The cascade may be worth it, if all these cardiac procedures were lifesaving, but so far proof is lacking. “There is no evidence to show that artery-opening procedures will prolong life,” said Dr. Graboys, citing the exception of a person in the midst of a heart attack. “Although these procedures are good at alleviating the heart-related chest pain called angina, so too are drugs and lifestyle changes.” Dr. Graboys continued, “Data show that people with angina can be treated successfully with medicines and lifestyle changes like stress reduction, regular exercise, smoking cessation, and treatment of risk factors like high cholesterol and high blood pressure.”

For more information on different types of angioplasty, see below.

The U.S. study led by F.L. Lucas, PhD, was supported in part by a grant from the National Institute of Aging. The Canadian study led by David A. Alter, MD, PhD, was supported in part by a grant by the Heart and Stroke Foundation of Canada.

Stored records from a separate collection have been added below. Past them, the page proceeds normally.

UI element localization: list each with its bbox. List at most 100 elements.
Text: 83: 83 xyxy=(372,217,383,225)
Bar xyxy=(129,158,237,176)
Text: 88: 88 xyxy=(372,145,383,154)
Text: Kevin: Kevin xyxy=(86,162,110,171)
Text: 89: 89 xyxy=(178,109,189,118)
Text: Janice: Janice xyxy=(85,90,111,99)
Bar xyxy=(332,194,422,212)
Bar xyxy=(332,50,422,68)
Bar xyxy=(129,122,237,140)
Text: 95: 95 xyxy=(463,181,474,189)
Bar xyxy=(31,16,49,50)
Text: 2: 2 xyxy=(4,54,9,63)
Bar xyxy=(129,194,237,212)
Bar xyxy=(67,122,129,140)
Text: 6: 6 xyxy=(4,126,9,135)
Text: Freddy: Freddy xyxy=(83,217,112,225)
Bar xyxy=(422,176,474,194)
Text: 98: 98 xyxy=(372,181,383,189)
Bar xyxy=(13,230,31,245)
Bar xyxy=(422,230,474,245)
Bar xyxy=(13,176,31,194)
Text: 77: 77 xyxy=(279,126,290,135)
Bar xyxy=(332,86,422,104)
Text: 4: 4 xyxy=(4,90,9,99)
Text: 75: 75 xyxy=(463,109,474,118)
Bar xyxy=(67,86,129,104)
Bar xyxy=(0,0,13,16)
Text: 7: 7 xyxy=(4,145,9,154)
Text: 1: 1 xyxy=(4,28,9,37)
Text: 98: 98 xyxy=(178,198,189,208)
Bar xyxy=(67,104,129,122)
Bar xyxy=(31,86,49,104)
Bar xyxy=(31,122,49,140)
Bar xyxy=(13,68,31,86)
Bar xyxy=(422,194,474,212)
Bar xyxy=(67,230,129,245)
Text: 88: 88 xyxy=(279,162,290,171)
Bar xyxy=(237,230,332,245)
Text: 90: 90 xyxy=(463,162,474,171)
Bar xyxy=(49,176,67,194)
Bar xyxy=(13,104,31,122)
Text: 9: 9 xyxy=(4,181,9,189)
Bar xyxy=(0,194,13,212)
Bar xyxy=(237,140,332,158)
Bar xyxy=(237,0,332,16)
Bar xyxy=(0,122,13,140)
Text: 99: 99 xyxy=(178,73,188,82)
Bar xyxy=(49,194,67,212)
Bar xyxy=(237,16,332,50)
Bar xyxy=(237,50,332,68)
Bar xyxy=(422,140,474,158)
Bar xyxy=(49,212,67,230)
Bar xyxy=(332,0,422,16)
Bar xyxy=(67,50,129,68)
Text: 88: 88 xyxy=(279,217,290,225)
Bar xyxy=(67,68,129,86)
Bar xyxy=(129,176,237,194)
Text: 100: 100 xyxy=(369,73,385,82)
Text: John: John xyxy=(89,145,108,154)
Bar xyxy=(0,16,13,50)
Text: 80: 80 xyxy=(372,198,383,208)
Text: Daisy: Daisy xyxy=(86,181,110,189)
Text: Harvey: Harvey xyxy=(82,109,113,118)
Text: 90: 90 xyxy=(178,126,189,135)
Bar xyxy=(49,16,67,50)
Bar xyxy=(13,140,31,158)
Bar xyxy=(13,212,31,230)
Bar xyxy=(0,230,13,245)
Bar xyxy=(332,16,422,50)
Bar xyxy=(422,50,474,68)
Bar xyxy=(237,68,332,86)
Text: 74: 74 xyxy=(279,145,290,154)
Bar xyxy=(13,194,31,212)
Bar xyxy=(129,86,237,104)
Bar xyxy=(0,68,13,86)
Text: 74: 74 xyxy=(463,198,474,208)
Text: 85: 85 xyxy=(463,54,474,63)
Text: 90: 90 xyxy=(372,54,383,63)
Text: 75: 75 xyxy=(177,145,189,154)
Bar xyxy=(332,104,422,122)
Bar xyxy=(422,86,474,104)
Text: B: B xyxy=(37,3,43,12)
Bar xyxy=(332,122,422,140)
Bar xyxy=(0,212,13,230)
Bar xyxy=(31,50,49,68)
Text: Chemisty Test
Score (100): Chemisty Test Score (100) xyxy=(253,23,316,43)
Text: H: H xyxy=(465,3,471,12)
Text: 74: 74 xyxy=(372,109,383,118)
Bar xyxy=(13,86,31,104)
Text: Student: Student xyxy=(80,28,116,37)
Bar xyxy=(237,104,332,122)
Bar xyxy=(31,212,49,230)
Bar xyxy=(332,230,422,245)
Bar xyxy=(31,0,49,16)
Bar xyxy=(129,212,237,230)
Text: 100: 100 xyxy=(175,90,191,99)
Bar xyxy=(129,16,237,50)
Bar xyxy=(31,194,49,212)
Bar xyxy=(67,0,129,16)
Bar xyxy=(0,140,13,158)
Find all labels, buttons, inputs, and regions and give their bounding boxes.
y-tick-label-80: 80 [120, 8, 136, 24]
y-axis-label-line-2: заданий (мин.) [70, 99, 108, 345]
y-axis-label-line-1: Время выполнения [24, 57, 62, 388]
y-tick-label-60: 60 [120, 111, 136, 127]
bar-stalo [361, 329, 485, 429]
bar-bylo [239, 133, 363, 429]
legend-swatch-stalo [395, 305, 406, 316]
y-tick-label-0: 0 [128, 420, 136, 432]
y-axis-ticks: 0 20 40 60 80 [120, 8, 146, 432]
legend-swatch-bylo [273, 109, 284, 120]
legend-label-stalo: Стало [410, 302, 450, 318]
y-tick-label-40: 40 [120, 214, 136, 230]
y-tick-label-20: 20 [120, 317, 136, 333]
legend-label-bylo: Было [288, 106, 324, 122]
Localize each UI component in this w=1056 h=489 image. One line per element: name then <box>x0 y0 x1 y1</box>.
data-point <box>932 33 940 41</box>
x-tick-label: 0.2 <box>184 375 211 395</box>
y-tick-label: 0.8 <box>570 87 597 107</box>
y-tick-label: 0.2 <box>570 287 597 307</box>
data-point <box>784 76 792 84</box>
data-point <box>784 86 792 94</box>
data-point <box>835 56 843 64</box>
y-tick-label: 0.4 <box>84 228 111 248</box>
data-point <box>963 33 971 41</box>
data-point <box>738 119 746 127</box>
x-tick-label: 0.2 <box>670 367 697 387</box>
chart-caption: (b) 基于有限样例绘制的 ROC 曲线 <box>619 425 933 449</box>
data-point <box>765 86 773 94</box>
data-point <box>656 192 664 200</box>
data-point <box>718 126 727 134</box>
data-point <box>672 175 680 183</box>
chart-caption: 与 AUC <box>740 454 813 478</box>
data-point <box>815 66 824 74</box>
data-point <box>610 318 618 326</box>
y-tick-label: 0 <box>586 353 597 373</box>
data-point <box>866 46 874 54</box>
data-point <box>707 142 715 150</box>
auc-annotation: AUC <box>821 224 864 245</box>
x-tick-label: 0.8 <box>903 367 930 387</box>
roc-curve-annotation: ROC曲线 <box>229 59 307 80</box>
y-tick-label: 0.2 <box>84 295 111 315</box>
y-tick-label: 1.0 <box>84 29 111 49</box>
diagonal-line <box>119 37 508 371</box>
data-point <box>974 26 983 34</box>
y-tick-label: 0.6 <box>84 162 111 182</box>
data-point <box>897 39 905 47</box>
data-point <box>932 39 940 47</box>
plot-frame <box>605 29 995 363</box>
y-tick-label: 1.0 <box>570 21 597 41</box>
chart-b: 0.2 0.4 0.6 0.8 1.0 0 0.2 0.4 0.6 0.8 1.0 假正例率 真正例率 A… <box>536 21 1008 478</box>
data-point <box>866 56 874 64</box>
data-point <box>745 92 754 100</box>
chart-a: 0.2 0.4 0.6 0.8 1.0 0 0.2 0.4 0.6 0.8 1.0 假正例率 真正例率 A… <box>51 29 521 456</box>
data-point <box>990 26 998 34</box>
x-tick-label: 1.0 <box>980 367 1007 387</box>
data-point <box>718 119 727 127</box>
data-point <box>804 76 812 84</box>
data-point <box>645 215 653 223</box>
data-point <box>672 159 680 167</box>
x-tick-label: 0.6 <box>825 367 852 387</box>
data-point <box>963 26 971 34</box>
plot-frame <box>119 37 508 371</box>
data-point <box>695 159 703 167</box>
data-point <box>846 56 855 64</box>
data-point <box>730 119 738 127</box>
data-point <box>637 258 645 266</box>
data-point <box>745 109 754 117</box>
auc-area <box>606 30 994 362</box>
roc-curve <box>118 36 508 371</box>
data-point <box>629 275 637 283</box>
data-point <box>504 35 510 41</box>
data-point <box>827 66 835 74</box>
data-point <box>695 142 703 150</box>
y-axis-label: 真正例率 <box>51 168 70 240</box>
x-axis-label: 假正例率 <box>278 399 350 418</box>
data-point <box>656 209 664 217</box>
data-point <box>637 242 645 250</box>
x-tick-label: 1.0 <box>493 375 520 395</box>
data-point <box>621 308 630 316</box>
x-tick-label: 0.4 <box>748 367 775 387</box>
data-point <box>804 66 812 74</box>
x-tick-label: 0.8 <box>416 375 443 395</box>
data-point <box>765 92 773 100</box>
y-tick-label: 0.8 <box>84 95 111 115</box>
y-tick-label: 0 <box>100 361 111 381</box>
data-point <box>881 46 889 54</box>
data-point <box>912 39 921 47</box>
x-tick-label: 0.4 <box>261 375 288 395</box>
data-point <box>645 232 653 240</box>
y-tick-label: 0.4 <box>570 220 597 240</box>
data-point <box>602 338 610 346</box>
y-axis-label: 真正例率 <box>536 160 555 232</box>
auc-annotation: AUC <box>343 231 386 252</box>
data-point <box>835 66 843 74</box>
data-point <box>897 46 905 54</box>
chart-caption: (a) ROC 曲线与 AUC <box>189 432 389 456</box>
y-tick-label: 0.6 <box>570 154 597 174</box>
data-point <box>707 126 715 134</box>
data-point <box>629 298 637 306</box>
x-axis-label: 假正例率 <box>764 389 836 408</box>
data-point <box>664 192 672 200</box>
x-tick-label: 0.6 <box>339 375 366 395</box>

Maryann Napoli, Center for Medical Consumers ©
April, 2006


Cardiac Procedures Explained

Cardiac catheterization is a general term for a group of procedures involving a thin tube (catheter) inserted into a blood vessel in the groin or arm. The catheter is threaded up to the coronary arteries andpositioned either in the chambers of the heart or at the arteries supplying the heart. Once the catheter is in place, the doctor can inject a special dye or fluid that is visible by x-ray. This produces motion x-ray pictures called an angiogram, which are used to diagnosed the health of the coronary arteries. Other names for cardiac catheterization are coronary angiography and coronary arteriography.

This diagnostic technique becomes therapeutic once the doctor decides to widen a constricted artery in another procedure called angioplasty. This can be done in several ways. The plaque can be pressed against the walls of a constricted artery with an inflated balloon at the tip of the catheter. In the currently most popular version of angioplasty, tiny wire cages called stents are used to destroy the obstruction and keep the constricted artery open. In the new study by Dr. Lucas and colleagues, artery-opening procedures were grouped under the name of percutaneous coronary interventions.